Under these circumstances, it is my view that the appeal should be terminated
Notes
“At this time, as the Court previously indicated, we are to hear the arguments of Counsel making comments on the evidence and the probative effect of the evidence, and Counsel in the case have a right to make those comments so long as they аre reasonably supported by the state of the evidence. That is to say, if there is any evidence to reasonably back up what Counsel is commenting and arguing, then they are entitled to have the jury consider all such reasonable arguments. If, however, there should turn out to be a confliсt between Counsel‘s recollection and the jury‘s recollection as to what the facts are as established by the evidence, it is for the jury to find the facts.”
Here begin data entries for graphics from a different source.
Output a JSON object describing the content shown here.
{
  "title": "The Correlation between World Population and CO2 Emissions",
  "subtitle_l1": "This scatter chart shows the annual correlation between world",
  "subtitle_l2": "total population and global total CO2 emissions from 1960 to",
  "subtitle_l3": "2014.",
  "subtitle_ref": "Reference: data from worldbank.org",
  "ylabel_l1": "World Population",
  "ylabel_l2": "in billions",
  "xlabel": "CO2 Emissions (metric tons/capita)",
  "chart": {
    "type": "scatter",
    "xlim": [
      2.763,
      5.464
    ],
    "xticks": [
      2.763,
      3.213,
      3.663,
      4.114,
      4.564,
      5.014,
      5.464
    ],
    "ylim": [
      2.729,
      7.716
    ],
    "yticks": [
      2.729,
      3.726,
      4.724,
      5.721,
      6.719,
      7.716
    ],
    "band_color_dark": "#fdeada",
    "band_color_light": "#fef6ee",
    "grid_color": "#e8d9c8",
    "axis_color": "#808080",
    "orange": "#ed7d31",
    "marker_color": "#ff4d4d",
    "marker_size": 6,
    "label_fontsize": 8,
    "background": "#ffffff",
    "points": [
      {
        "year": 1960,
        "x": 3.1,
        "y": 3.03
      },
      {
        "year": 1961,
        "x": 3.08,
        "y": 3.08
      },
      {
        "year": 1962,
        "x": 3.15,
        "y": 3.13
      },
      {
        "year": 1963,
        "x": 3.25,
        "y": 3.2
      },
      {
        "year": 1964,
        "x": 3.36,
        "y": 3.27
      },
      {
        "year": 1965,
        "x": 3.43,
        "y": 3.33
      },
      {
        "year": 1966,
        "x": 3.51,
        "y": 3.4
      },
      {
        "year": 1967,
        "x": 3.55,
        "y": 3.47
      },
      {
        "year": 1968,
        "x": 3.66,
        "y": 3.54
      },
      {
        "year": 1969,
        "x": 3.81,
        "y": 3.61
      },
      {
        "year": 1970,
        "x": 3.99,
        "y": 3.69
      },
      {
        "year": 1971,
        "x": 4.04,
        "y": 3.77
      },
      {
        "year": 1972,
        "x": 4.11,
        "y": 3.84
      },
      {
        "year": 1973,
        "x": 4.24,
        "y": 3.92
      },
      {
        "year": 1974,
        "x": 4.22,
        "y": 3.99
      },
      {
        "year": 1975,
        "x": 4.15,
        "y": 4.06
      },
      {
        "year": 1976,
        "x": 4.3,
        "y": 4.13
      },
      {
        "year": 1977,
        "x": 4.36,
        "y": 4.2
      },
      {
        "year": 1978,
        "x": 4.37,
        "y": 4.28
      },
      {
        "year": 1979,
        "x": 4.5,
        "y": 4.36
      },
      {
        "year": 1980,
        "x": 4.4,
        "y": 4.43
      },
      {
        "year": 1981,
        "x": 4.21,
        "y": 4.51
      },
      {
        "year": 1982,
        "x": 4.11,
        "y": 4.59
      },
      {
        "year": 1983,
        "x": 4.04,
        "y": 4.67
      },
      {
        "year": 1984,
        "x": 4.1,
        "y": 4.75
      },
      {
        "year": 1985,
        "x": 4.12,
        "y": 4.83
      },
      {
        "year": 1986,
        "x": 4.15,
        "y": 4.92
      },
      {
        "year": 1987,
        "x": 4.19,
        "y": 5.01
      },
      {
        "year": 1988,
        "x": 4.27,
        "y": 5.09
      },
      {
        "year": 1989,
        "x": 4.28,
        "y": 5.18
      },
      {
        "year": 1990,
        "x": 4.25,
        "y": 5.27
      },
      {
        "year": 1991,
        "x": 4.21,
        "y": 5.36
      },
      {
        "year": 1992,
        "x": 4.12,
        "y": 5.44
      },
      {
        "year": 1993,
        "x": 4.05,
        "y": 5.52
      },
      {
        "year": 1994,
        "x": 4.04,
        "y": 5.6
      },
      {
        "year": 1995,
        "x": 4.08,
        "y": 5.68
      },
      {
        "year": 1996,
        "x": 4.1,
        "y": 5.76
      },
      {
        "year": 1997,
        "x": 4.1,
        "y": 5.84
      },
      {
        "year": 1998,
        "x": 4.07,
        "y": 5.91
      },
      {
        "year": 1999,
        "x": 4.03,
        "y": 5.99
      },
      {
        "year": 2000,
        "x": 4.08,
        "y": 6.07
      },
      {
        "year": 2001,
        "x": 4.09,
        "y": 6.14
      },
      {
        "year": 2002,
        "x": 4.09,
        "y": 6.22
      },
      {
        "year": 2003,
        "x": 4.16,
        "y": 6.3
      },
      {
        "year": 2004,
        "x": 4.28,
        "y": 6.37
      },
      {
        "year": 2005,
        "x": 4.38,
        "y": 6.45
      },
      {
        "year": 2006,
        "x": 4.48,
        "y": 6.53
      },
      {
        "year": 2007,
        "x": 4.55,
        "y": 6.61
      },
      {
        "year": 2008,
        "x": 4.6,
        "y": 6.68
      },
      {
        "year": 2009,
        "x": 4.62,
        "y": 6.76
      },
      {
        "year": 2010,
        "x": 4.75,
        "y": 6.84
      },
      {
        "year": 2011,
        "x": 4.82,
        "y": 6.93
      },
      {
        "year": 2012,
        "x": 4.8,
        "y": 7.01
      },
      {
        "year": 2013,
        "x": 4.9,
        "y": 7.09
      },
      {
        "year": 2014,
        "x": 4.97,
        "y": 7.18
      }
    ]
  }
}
Also, in the course of its instructions, the court told the jury:
“Statements, if any, by Counsel or the Court, unsupported by your own recollections of the evidence, you will disregard. Likewise, you will disregard all statements made by Counsel and the Court to each other during the trial.
“In your deliberations and in reaching a verdict you should act only upon the evidence which has been admitted and the law as it has been given to you by the Court.”
No exception was taken to the charge by defendant‘s counsel.